RACHEL PLEFGER
Love-Hate
source:rachelpflegercom
Rachel Pfleger is a freelance Senior Graphic Designer with an established career in book design since 2000. She has developped a number of high-quality books across all areas of visual creativity. She has collaborated directly with many clients such as artists, architects, designers, scholars on monographs and illustrated reference titles mostly in the field of art and architecture but also photography, design and popular culture. During her 12 years at Black Dog Publishing as Senior Graphic Designer, she has designed over 80 books.

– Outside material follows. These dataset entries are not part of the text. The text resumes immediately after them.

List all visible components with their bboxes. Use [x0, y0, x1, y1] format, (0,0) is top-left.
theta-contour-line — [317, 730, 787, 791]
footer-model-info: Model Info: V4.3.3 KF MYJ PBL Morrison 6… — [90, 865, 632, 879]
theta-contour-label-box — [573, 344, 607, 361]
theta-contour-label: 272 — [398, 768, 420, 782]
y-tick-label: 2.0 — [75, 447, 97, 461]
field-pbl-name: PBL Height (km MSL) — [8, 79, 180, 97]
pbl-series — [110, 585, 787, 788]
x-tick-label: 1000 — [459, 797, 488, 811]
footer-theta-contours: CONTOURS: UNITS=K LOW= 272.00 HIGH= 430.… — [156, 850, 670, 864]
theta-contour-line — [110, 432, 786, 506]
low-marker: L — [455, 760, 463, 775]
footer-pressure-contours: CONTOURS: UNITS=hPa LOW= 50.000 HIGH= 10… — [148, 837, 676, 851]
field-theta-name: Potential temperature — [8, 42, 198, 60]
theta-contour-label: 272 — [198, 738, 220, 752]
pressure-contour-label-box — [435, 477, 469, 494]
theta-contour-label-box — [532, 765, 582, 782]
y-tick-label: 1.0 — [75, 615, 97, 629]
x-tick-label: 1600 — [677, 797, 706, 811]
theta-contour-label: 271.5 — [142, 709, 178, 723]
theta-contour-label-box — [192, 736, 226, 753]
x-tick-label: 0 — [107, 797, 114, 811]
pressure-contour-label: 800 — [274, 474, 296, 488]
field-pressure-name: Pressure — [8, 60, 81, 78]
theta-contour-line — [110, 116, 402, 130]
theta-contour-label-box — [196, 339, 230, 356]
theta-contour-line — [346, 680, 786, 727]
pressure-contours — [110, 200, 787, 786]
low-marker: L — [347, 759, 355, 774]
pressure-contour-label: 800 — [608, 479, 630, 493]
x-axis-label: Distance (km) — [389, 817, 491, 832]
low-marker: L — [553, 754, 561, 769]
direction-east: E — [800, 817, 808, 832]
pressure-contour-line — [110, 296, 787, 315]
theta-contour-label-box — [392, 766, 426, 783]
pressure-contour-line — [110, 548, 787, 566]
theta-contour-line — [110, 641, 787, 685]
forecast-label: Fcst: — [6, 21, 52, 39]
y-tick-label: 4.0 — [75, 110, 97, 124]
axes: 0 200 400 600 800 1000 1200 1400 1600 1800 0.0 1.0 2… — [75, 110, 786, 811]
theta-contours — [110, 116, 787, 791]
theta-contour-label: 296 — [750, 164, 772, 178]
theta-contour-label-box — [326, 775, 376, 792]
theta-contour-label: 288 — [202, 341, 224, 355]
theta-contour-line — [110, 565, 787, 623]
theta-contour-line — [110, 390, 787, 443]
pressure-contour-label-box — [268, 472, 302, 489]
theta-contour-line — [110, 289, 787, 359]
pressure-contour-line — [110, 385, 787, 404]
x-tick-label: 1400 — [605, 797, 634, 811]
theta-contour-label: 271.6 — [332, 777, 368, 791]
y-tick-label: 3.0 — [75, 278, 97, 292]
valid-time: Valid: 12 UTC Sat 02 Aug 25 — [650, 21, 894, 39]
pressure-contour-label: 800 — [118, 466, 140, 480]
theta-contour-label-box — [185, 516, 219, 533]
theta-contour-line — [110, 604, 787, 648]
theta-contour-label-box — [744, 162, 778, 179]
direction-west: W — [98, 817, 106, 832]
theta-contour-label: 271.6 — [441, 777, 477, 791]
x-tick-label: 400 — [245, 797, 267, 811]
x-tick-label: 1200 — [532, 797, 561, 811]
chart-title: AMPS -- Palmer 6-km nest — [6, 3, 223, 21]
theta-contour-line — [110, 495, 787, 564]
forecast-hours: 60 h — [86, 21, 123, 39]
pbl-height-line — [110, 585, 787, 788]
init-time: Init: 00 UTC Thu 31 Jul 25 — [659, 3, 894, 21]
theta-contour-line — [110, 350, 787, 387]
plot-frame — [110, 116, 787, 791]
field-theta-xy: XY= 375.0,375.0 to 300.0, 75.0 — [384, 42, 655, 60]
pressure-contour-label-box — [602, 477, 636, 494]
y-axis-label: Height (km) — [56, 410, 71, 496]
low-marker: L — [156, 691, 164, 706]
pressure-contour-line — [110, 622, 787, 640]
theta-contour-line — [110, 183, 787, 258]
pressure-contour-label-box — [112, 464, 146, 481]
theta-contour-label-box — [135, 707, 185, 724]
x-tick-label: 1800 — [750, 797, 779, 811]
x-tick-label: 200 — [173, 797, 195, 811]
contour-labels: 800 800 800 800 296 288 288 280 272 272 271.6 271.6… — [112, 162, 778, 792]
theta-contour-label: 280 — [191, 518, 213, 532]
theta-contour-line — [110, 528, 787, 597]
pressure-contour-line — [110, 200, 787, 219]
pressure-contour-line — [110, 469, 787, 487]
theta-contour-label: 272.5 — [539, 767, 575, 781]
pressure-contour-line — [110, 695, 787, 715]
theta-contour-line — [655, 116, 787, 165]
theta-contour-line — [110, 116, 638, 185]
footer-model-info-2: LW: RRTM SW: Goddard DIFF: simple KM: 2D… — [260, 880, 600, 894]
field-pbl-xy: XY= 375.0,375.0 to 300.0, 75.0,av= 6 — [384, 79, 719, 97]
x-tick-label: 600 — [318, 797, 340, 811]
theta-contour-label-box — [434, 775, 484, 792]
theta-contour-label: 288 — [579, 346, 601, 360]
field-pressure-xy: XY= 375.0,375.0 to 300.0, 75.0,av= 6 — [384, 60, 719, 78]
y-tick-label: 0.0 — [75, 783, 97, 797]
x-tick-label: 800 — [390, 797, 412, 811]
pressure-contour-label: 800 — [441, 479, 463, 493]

Rachel’s design training introduced her to disparate and far-reaching design applications. Following her graduation she focused independently on graphic aspects and therefore considers herself to be more of a self-made graphic designer. She finds constant inspiration in the world around her, whether it be through music, art, popular culture or design. Her unprejudiced cultural enthusiasm acts as an underlying drive both in her life and work. Indeed, graphic design is both the tip of the iceberg and the umbrella under which everything comes together. It is a practice Rachel discovered slowly and matured for years, before realising it was the ideal interface through which to express her varied aesthetic and creative baggage.
She has come a long way since her childhood experiments in designing tape jackets and collecting bits and bobs, postcards, found images, magazine cut-outs and lettering Letraset transfers (not that that she has lost the habit…). From her early predilection for sciences, at the age of 16, Rachel went on to discover acting and opted for an artistic curriculum instead. Her Philosophy and Fine Arts Baccalauréat led to a two-year BTS in applied arts (Higher National Diploma) in Lille, and later a Master degree in advanced design studies from Ensci-Les Ateliers in Paris (only French national Institute exclusively devoted to advanced studies in design), which she obtained in 2000. Graphic design was a revelation she stumbled upon during her time at Ensci, when she became involved in a six-month workshop aimed at devising a visual identity and brochure for the school. Winning the contest brief earned Rachel her first professional graphic design experience working with Laurent Ungerer’s Paris-based studio c-album where she completed the designs for Ensci’s brochure and worked on various projects including one for the Centre Pompidou’s exhibition L’Art de l’Ingénieur, the museum’s last major show before a two-year closure and refurbishment.
Rachel’s approach to design is underpinned by an attempt to evoke rather than emulate. To achieve this, she seeks to arrive at the archetype of her subject matter in order to refine an essential design. She stays away from banal referencing and therefore avoids caricature in her own work.
In the recent years, Rachel’s work has focussed on book design. She has developed a number of successful artists’ books as well as worked with architects, designers and scholars on monographs and illustrated reference titles. Books remain her major interest, although she is well versed in exhibition layout and signage, as well as brochure, invitation and identity development. (Adriana Caneva, 2012)
1000 produced/ Ambigram design for a tee-shirt as a calligraphic design that manages to squeeze two different readings into the selfsame set of curves, ‘Hate’ transforms into ‘Love’ when seen in a mirror and vice versa.